AI-generated illustration
AI-generated illustration

The field is wide enough to make the opening day more than a ceremonial start. The official bulletin lists Speed Slalom, Classic Slalom, Pair Slalom, Free Jump, Freestyle Slides and Battle Slalom, a program that asks for both raw pace and clean execution under pressure. That mix matters because inline freestyle does not live on speed alone. The best skaters have to combine timing, balance and risk management, and Milan puts all of that on display in front of a public crowd rather than behind closed doors.

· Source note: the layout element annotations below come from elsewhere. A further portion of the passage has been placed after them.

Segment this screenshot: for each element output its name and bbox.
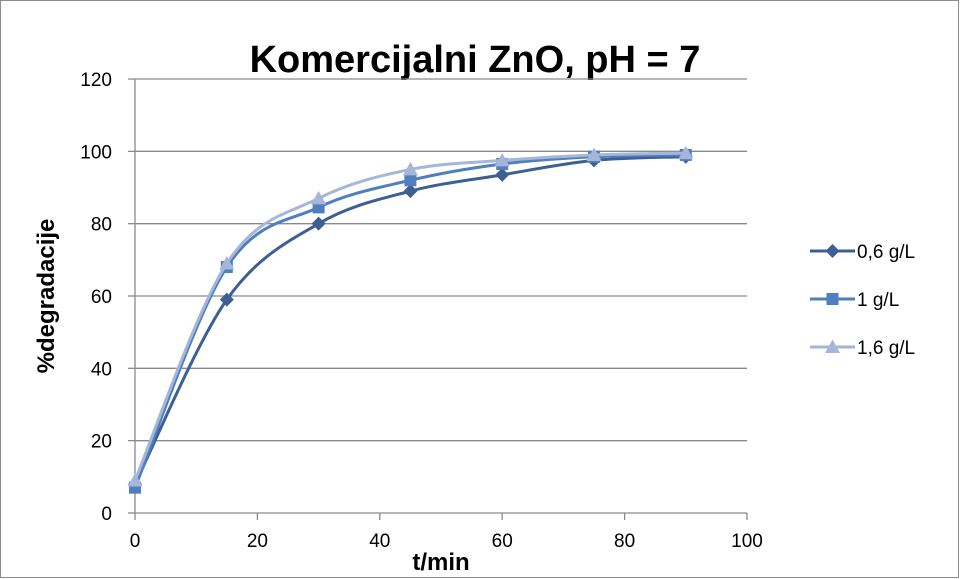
y-tick-label: 20 bbox=[91, 432, 112, 453]
x-tick-label: 60 bbox=[492, 531, 513, 552]
y-tick-label: 0 bbox=[101, 504, 112, 525]
data-point bbox=[219, 292, 234, 307]
x-tick-labels: 0 20 40 60 80 100 bbox=[130, 531, 763, 552]
series-group bbox=[127, 145, 694, 494]
data-point bbox=[127, 472, 143, 487]
legend-marker bbox=[825, 244, 840, 258]
y-axis-label: %degradacije bbox=[33, 219, 60, 374]
y-tick-labels: 0 20 40 60 80 100 120 bbox=[80, 70, 112, 525]
y-tick-label: 80 bbox=[91, 215, 112, 236]
y-tick-label: 40 bbox=[91, 359, 112, 380]
data-point bbox=[495, 167, 510, 182]
data-point bbox=[312, 201, 325, 214]
y-tick-label: 60 bbox=[91, 287, 112, 308]
legend-label: 0,6 g/L bbox=[857, 242, 915, 263]
data-point bbox=[586, 147, 602, 161]
legend-item: 1 g/L bbox=[810, 290, 899, 311]
x-tick-label: 80 bbox=[614, 531, 635, 552]
data-point bbox=[311, 190, 327, 205]
legend-marker bbox=[826, 293, 839, 305]
data-point bbox=[494, 152, 510, 167]
legend-label: 1 g/L bbox=[857, 290, 899, 311]
legend-marker bbox=[825, 339, 840, 353]
data-point bbox=[311, 216, 326, 231]
legend-item: 0,6 g/L bbox=[810, 242, 915, 263]
data-point bbox=[219, 255, 235, 270]
series-3 bbox=[127, 145, 694, 487]
series-line bbox=[133, 151, 686, 482]
y-tick-label: 100 bbox=[80, 142, 112, 163]
x-axis-label: t/min bbox=[412, 549, 469, 576]
legend: 0,6 g/L 1 g/L 1,6 g/L bbox=[810, 242, 915, 359]
y-tick-label: 120 bbox=[80, 70, 112, 91]
grid-lines bbox=[135, 78, 747, 442]
data-point bbox=[402, 161, 418, 176]
series-line bbox=[133, 153, 686, 489]
chart-title: Komercijalni ZnO, pH = 7 bbox=[250, 39, 701, 81]
x-tick-label: 20 bbox=[247, 531, 268, 552]
x-tick-label: 0 bbox=[130, 531, 141, 552]
data-point bbox=[403, 184, 418, 199]
data-point bbox=[678, 145, 694, 160]
series-line bbox=[133, 155, 686, 485]
axes bbox=[128, 78, 748, 520]
series-1 bbox=[128, 149, 693, 492]
data-point bbox=[404, 174, 417, 187]
x-tick-label: 100 bbox=[731, 531, 763, 552]
x-tick-label: 40 bbox=[369, 531, 390, 552]
legend-item: 1,6 g/L bbox=[810, 338, 915, 359]
legend-label: 1,6 g/L bbox=[857, 338, 915, 359]
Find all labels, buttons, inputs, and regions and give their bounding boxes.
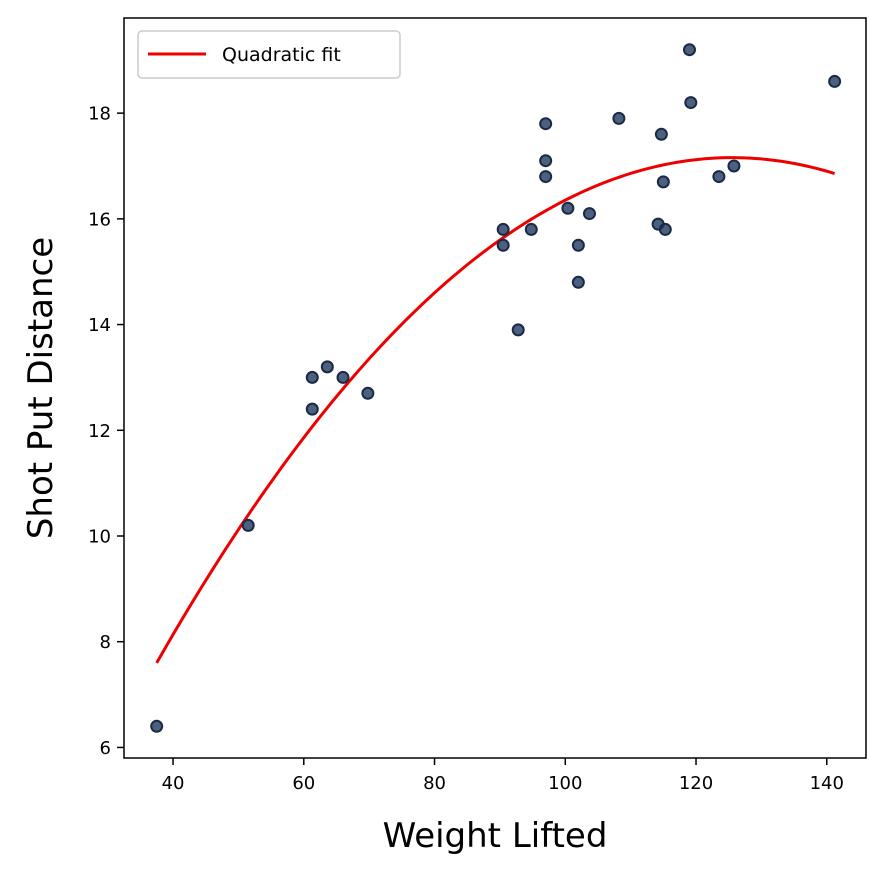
data-point: [571, 238, 585, 252]
data-point: [496, 238, 510, 252]
data-point: [241, 518, 255, 532]
data-point: [582, 207, 596, 221]
data-point: [712, 170, 726, 184]
x-tick-label: 80: [423, 773, 446, 794]
data-point: [684, 96, 698, 110]
data-point: [336, 370, 350, 384]
data-point: [654, 127, 668, 141]
y-tick-label: 12: [88, 421, 111, 442]
data-point: [539, 170, 553, 184]
data-point: [361, 386, 375, 400]
data-point: [320, 360, 334, 374]
y-tick-label: 16: [88, 209, 111, 230]
y-tick-label: 14: [88, 315, 111, 336]
y-axis-label: Shot Put Distance: [21, 237, 61, 539]
x-axis-label: Weight Lifted: [383, 816, 608, 856]
data-points: [150, 43, 842, 733]
x-tick-label: 40: [162, 773, 185, 794]
legend: Quadratic fit: [137, 30, 401, 79]
legend-box: [137, 30, 401, 79]
data-point: [727, 159, 741, 173]
data-point: [524, 222, 538, 236]
x-tick-label: 140: [810, 773, 844, 794]
data-point: [496, 222, 510, 236]
plot-frame: [123, 17, 867, 759]
data-point: [682, 43, 696, 57]
data-point: [539, 117, 553, 131]
data-point: [571, 275, 585, 289]
data-point: [828, 74, 842, 88]
x-tick-label: 100: [548, 773, 582, 794]
plot-area: [124, 18, 866, 758]
fit-line: [155, 156, 836, 664]
x-tick-label: 60: [292, 773, 315, 794]
data-point: [305, 370, 319, 384]
y-axis-ticks: 6 8 10 12 14 16 18: [88, 104, 124, 759]
data-point: [656, 175, 670, 189]
data-point: [658, 222, 672, 236]
x-tick-label: 120: [679, 773, 713, 794]
data-point: [150, 719, 164, 733]
x-axis-ticks: 40 60 80 100 120 140: [162, 758, 844, 794]
y-tick-label: 18: [88, 104, 111, 125]
data-point: [511, 323, 525, 337]
data-point: [305, 402, 319, 416]
y-tick-label: 8: [100, 632, 111, 653]
y-tick-label: 10: [88, 527, 111, 548]
data-point: [612, 111, 626, 125]
data-point: [561, 201, 575, 215]
legend-label: Quadratic fit: [222, 44, 341, 66]
y-tick-label: 6: [100, 738, 111, 759]
data-point: [539, 154, 553, 168]
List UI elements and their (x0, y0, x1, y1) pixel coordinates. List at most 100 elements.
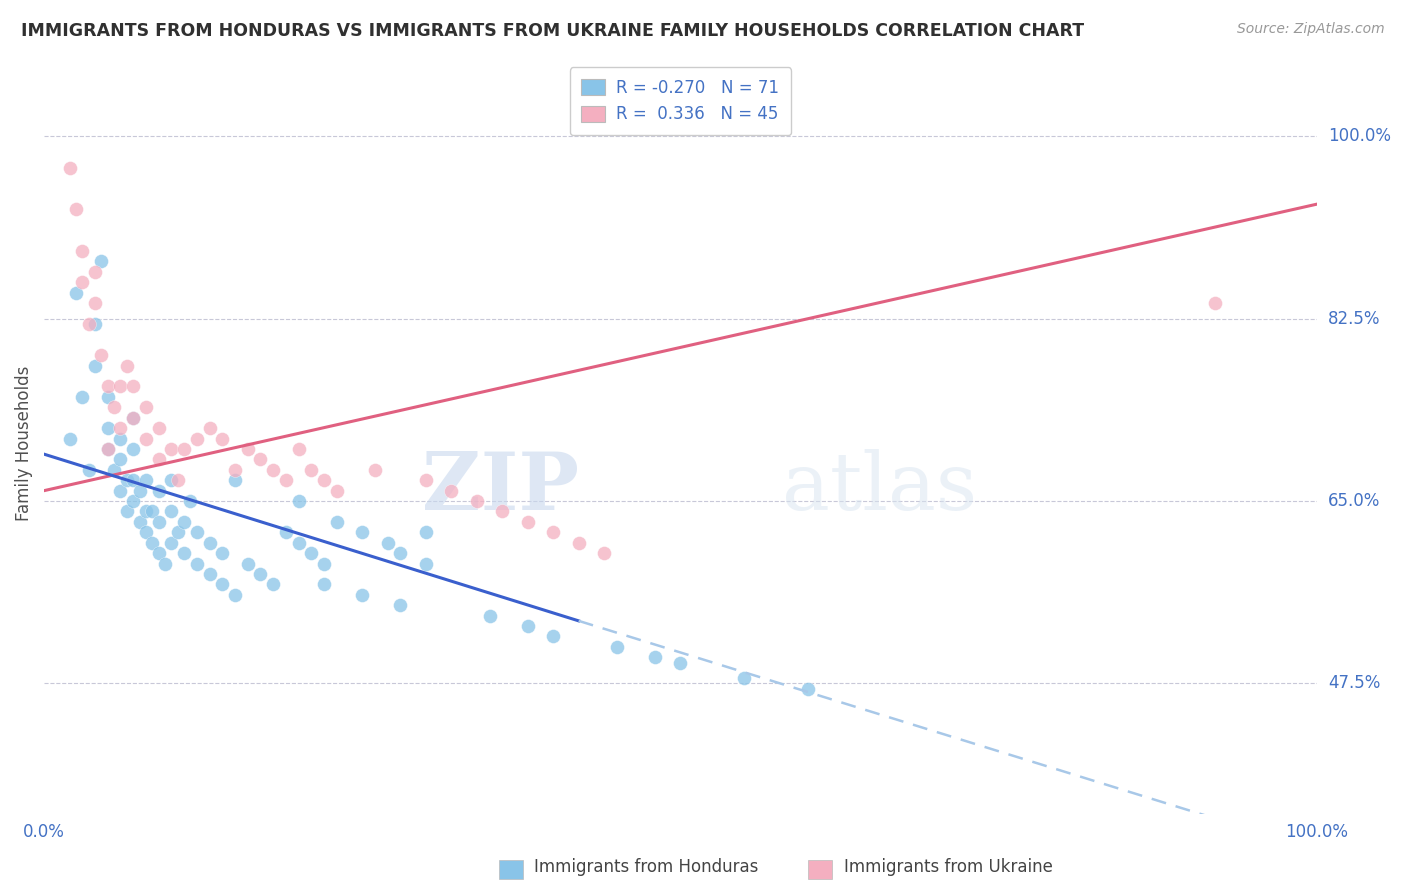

The sharpest preview of where the sport is headed arrives on July 2, when Freestyle Mashup debuts from 18:00 to 23:00. World Skate describes it as a test event blending inline figure skating, freestyle and contemporary dance, with Acrobatic and Dance variants built into the format. That is not a side show. It is a signal that the sport is still expanding its competitive language, testing what can live alongside the established disciplines without losing its technical edge.

Related photo
Source: Hero Battle Cup - Skating Freestyle World Cup

The event also brings a structural shift with the new PRO Category, which merges the former Senior and Junior divisions into one elite class for skaters aged 15 and over. A Junior Under 15 pathway remains in place, keeping the pipeline intact while raising the level of the top field. World Skate’s 2025 Milan wrap-up already showed how powerful this setting can be in front of Stazione Centrale. This year, the city has gone from host to headline, and the World Cup has opened with the kind of scale that makes it harder to ignore.